На лице Инны появилась подходящее случаю выражение лица. Лена мгновенно отреагировала:

– Не зарекайся, прорицательница. На этом поприще ты еще не пробовалась. А вдруг из глубины души брильянт блеснет? Вопрос-то, наверное, возник не на пустом месте?

И она хитренько улыбнулась.

– Ну, если только для того, чтобы шокировать друзей, или снять с души налипшие за долгие годы жизни ракушки. Помнишь, как очищают большие морские корабли?.. Не вноси сумятицу в мою жизнь. Не добавляй масла в затухающий огонь. Мне этого уже не надо. Теперь самое ценное в моей жизни – счастливые реальные воспоминания и воображаемые.

«Оно и к лучшему», – брезгливо подумала Жанна. И у Ани замелькали неожиданные мысли: «С тобой, Инна, мозги вывихнешь. Ты шутишь или всерьез говоришь? А что? Может, и правда пришло твое время взяться за перо? Давай, жги-зажигай! В добрый час! Или растеряла свой талант, упустила возможность выразить себя оригинально? Это твой очередной просчет? А вдруг оказалась бы талантливее Риты с Леной? Не прочувствовала, не поверила в себя, не рискнула? Зациклилась на поисках личного счастья? Попала под дорожный каток несчастливой любви?»

– Напрасно. У тебя есть данные к писательству, – заметила Лена.

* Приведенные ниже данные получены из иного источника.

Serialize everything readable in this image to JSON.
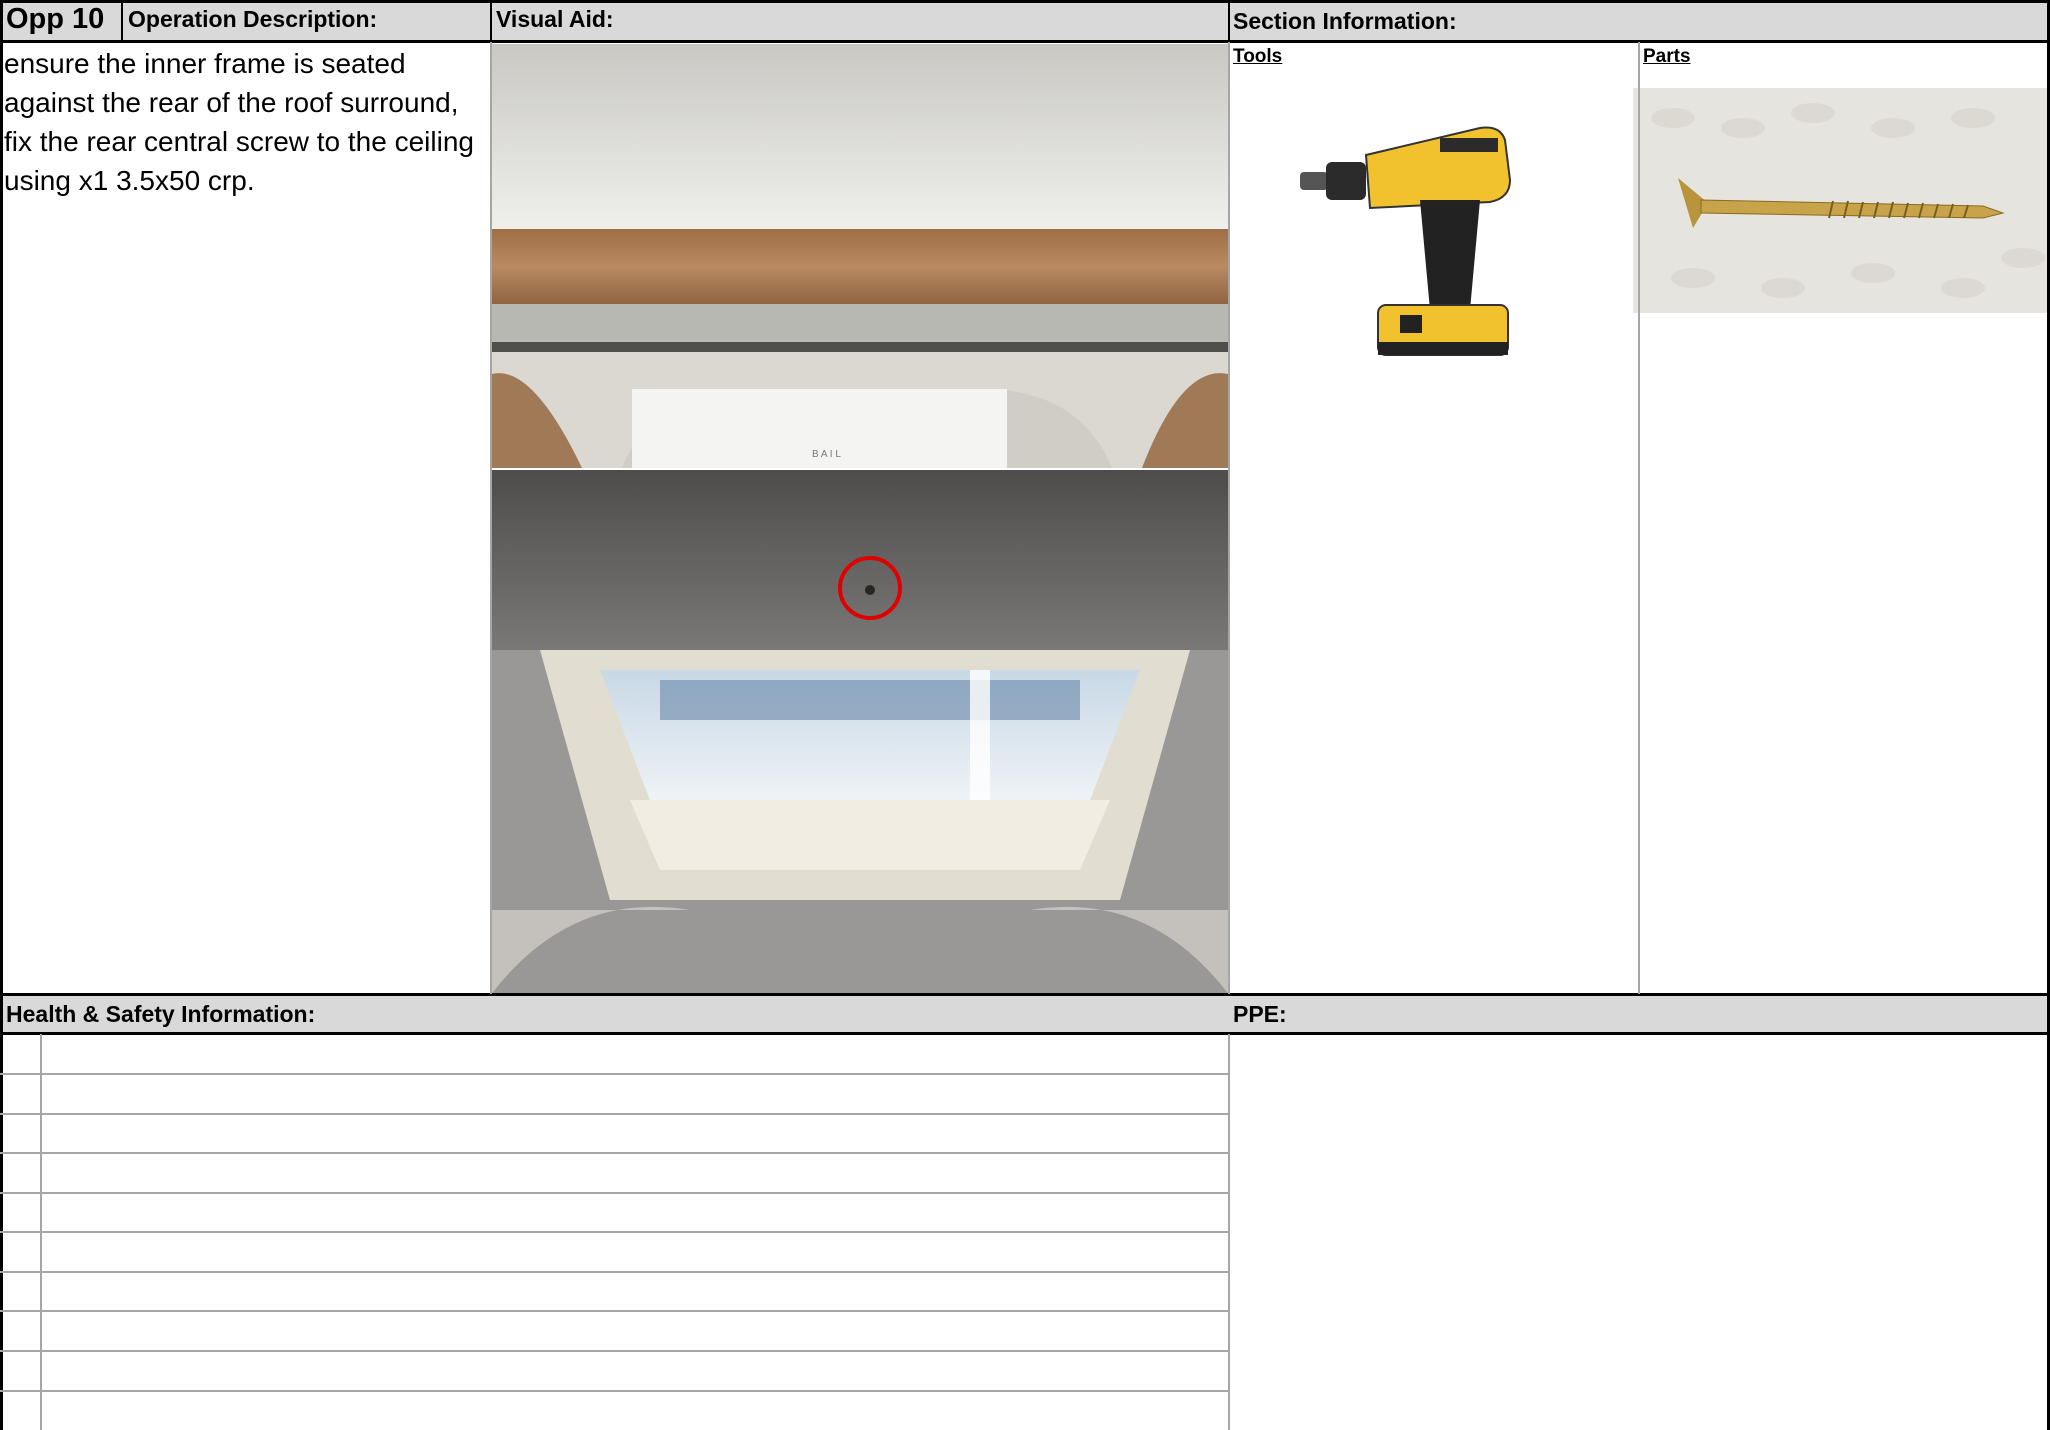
{
  "header": {
    "opp_label": "Opp 10",
    "operation_description_label": "Operation Description:",
    "visual_aid_label": "Visual Aid:",
    "section_information_label": "Section Information:"
  },
  "operation": {
    "description": "ensure the inner frame is seated against the rear of the roof surround, fix the rear central screw to the ceiling using x1 3.5x50 crp."
  },
  "section_info": {
    "tools_label": "Tools",
    "parts_label": "Parts",
    "tool_icon": "cordless-drill",
    "part_icon": "screw"
  },
  "visual_aid": {
    "photo_top_lettering": "B A I L",
    "highlight_color": "#e00000"
  },
  "footer": {
    "health_safety_label": "Health & Safety Information:",
    "ppe_label": "PPE:"
  }
}
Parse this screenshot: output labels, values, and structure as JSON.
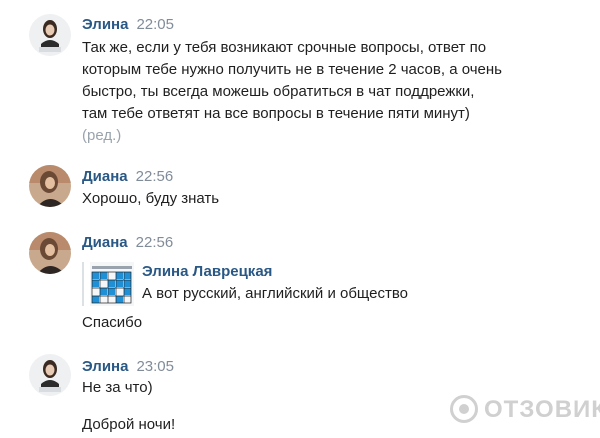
{
  "messages": [
    {
      "author": "Элина",
      "time": "22:05",
      "lines": [
        "Так же, если у тебя возникают срочные вопросы, ответ по",
        "которым тебе нужно получить не в течение 2 часов, а очень",
        "быстро, ты всегда можешь обратиться в чат поддрежки,",
        "там тебе ответят на все вопросы в течение пяти минут)"
      ],
      "edited": "(ред.)"
    },
    {
      "author": "Диана",
      "time": "22:56",
      "text": "Хорошо, буду знать"
    },
    {
      "author": "Диана",
      "time": "22:56",
      "forward": {
        "author": "Элина Лаврецкая",
        "text": "А вот русский, английский и общество"
      },
      "text": "Спасибо"
    },
    {
      "author": "Элина",
      "time": "23:05",
      "text": "Не за что)",
      "text2": "Доброй ночи!"
    }
  ],
  "watermark": "ОТЗОВИК"
}
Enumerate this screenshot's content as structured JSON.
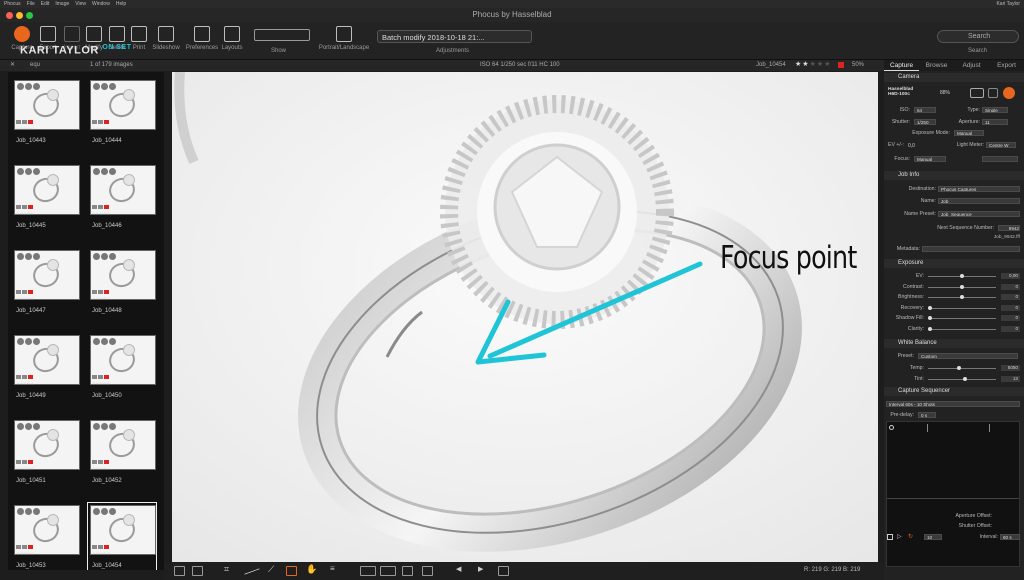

– Ах, как сладко звучат для меня эти слова! Ты хочешь снять мою ногу с края могилы безвестности!

– Я серьезно говорю. Ты иногда так соловьем заливаешься, век бы слушала. Ну прямо как блестящий рассказчик времен нашей молодости… Как же его звали? Программа поиска моего мозга-компьютера не срабатывает, не выдает его фамилию.

– Это тот, который «паразитировал» на биографиях знаменитостей? – шутливо уточнила Инна.

– Он заложил основу технологии многих современных телепередач. Они же все о знаменитостях. Вспомнила! Ираклий Андроников!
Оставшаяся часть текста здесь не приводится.